Tuttavia, quando la guerra sarà finalmente finita, Israele impiegherà senza dubbio i suoi massimi sforzi, usando numerosi nuovi modi creativi per demonizzare ancora una volta i palestinesi e innalzare se stesso, la sua cosiddetta democrazia e il ‘diritto di difendersi’.
A causa della crescente credibilità internazionale della voce palestinese, Israele sta già ricorrendo all’uso di palestinesi che difendono indirettamente Israele incolpando Gaza e tentando di interpretare il ruolo della vittima per ‘entrambe le parti’. Questa tattica insidiosa è destinata a crescere in modo esponenziale in futuro, poiché mira direttamente a creare una profonda confusione e a mettere i palestinesi l’uno contro l’altro.
I palestinesi, gli arabi e tutti i sostenitori della giustizia in tutto il mondo devono cogliere urgentemente questa opportunità critica per sconfiggere definitivamente la Hasbara israeliana. Non devono permettere che le bugie e l’inganno di Israele definiscano ancora una volta il discorso sulla Palestina sulla scena globale.
Questa guerra deve essere combattuta ferocemente ovunque, e non un singolo spazio deve essere concesso: né un parlamento, né un’università, né un evento sportivo, né un angolo di strada.
Giordano Bruno ha sopportato una morte orribile e dolorosa, eppure non ha mai abbandonato le sue profonde convinzioni.

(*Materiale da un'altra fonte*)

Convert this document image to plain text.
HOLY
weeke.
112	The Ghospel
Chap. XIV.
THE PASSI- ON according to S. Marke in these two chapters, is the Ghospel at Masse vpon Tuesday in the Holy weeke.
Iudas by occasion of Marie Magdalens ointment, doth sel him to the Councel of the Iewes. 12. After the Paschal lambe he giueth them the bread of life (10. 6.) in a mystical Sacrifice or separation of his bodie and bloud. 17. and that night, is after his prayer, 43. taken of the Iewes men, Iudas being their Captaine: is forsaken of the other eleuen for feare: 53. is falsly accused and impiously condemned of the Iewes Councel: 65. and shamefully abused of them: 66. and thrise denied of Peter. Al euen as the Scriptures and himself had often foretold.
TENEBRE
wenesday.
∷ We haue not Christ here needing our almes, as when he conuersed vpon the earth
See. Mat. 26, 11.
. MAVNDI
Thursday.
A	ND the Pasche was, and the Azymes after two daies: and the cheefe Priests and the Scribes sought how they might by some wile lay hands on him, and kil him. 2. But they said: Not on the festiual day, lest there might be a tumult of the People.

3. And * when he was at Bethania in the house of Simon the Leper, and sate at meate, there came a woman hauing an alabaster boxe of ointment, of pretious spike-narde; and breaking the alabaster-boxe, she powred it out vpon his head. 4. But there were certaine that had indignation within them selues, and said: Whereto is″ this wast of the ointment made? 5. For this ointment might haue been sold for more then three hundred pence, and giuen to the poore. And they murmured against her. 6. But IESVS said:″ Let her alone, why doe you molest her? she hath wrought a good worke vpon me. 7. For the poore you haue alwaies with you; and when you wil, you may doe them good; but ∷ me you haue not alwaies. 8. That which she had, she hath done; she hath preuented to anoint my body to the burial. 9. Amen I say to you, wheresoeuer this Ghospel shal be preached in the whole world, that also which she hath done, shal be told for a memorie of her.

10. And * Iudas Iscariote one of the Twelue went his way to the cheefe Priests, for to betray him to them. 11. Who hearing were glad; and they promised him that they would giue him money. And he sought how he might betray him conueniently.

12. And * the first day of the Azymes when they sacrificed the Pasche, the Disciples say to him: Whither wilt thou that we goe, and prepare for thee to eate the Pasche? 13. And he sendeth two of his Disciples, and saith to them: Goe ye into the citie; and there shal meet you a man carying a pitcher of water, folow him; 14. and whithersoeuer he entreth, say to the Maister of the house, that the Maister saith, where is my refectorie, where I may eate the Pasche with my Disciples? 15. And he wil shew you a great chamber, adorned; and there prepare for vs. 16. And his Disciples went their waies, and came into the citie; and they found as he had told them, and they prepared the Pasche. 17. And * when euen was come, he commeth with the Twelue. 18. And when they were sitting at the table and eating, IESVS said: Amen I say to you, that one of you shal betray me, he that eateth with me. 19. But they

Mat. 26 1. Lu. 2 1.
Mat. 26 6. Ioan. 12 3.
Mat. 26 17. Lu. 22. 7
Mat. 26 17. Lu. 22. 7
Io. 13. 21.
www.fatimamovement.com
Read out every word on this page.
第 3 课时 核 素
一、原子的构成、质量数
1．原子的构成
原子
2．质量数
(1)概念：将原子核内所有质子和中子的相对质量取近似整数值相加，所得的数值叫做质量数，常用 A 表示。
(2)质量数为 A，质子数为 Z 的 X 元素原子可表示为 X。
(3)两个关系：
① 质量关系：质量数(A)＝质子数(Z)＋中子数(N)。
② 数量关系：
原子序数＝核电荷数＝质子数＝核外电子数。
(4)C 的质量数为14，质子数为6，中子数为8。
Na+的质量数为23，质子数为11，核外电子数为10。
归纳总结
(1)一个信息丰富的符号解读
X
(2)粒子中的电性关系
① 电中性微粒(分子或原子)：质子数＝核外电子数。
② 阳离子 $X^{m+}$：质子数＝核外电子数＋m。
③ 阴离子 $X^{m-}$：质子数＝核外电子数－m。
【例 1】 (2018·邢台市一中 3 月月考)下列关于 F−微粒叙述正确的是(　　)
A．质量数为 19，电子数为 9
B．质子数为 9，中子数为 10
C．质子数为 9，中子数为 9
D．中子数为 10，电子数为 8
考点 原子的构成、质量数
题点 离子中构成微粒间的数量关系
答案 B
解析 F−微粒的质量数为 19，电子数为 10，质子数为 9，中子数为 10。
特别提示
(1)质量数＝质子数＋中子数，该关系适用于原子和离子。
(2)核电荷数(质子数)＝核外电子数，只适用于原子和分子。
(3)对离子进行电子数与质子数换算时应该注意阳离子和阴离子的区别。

Nel movimento di solidarietà con la Palestina, anche noi non dobbiamo vacillare dalla lotta per la libertà palestinese e la responsabilità dei criminali di guerra, indipendentemente dal tempo, dall’energia o dalle risorse richieste.
Ora che la Palestina è finalmente diventata la causa globale incontrastata, l’unità totale è fondamentale per garantire che la marcia verso la libertà continui, in modo che il genocidio di Gaza diventi il capitolo finale e agonizzante della tragedia palestinese.